The highway is the main route running all the way from west to east in southern Turkey. Toros Mountains, which run in parallel to Mediterranean Sea coast, are to the north of the highway. The mountain range meets occasionally the sea with a high-sloped coast. Particularly, the 487 km portion of the highway connecting the two major Mediterranean ports of Antalya and Mersin is known for its steep ramps and sharp curves in the mountainous area. One of the most problematic courses up to date was a 5 km-course between Boğsak in the east and Akdere in the west, which was called the Çile yolu (literally: Road of ordeal) by the drivers.

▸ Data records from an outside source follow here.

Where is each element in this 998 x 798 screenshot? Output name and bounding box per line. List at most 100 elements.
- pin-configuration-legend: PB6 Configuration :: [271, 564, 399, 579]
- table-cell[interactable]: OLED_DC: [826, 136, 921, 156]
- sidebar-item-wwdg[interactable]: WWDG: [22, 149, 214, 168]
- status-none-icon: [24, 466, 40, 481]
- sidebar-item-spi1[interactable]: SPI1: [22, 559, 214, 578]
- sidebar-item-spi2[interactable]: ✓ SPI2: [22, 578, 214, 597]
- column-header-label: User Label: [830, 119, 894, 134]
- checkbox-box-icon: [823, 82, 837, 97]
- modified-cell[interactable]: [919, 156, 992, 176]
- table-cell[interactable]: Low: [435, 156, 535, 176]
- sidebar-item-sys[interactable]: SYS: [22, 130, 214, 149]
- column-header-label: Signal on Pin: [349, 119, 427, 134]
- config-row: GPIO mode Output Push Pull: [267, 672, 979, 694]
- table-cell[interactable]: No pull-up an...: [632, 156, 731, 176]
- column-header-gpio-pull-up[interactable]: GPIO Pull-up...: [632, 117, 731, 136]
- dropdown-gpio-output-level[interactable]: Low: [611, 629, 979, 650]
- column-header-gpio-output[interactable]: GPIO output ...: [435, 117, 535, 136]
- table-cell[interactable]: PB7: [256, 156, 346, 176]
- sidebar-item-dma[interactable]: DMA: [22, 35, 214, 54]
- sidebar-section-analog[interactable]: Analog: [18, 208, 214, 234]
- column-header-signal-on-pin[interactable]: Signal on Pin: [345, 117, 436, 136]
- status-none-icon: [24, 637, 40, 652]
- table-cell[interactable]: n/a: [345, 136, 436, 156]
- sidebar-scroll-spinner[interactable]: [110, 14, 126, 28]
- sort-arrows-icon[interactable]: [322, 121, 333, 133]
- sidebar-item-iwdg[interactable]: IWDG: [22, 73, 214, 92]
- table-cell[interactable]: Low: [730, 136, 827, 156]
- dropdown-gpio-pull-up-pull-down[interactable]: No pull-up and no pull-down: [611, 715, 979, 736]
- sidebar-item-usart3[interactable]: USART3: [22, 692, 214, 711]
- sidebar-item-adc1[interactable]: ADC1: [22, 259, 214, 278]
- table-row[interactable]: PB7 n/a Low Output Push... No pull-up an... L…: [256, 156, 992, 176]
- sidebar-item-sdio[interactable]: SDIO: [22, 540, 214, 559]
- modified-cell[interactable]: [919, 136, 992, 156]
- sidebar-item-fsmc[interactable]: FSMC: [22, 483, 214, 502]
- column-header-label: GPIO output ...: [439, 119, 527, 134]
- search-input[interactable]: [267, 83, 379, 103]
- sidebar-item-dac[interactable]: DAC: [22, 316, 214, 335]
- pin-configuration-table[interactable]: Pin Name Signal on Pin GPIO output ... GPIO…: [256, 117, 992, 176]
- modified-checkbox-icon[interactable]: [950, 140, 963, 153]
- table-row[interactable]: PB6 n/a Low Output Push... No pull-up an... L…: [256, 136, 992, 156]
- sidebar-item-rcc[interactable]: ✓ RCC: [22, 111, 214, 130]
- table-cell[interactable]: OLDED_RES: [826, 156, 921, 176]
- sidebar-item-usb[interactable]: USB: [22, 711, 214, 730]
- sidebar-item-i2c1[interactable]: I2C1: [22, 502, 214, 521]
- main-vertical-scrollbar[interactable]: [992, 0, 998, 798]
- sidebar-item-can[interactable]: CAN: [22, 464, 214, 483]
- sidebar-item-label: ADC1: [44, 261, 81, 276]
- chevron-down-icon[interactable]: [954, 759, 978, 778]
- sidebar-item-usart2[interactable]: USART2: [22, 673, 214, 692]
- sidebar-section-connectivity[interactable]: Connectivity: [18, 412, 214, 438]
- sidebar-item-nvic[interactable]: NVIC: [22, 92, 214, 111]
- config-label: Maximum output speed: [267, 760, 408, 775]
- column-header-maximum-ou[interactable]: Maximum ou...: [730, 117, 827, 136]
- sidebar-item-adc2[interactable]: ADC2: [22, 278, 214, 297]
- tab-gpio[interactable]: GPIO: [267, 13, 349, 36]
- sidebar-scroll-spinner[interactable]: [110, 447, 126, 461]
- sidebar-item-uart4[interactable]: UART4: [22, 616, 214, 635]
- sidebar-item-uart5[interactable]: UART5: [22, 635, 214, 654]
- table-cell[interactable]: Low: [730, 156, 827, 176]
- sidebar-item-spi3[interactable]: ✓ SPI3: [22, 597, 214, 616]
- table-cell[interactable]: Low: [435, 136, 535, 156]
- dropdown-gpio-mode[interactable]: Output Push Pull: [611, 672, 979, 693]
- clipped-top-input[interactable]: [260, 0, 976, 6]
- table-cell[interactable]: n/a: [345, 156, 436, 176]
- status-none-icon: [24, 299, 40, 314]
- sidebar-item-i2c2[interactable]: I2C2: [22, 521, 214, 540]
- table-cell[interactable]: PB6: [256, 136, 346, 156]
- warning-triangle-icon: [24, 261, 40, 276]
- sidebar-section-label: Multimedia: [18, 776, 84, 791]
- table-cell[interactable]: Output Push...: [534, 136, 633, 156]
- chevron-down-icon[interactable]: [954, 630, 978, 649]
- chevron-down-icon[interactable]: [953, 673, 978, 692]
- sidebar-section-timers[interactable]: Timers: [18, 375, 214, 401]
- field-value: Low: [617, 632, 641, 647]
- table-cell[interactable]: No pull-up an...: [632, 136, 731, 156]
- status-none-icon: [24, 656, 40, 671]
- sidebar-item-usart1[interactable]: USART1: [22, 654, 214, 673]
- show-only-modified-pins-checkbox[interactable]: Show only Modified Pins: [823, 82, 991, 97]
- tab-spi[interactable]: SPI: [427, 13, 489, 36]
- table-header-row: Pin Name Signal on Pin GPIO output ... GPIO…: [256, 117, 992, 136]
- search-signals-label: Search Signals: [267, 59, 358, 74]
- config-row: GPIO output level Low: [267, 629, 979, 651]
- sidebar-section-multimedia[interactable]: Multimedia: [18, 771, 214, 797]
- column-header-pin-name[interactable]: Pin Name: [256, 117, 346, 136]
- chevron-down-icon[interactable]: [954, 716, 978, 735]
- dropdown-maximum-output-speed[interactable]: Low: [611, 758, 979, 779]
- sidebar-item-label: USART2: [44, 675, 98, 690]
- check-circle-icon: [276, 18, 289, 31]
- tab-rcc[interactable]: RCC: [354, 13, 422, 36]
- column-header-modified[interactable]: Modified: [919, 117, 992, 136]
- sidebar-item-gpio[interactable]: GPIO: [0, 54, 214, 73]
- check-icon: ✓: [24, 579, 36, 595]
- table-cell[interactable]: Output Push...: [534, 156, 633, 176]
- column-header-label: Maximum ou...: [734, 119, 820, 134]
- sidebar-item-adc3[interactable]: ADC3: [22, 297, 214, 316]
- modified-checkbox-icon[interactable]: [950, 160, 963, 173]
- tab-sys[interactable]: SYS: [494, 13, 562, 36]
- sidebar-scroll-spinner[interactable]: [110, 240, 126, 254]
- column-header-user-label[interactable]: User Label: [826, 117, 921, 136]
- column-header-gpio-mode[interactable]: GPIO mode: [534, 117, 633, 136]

The tunnel was constructed to ease the traffic in this course. It was opened on 18 March 2014. After the construction of the tunnel, the ramps were avoided and the length of the highway reduced by about 3.7 km. Construction of 22 other tunnels with a total distance of 18 km is planned to reduce the average travel time from 9 to 5 hours between Antalya and Mersin.

It is a 1570 m-long twin-tube tunnel carrying two lanes of traffic in each direction. The tubes are 8 m wide. The tunnel is equipped with illumination, ventilation, intercommunication and other modern facilities. The construction of the tunnel cost 65 million.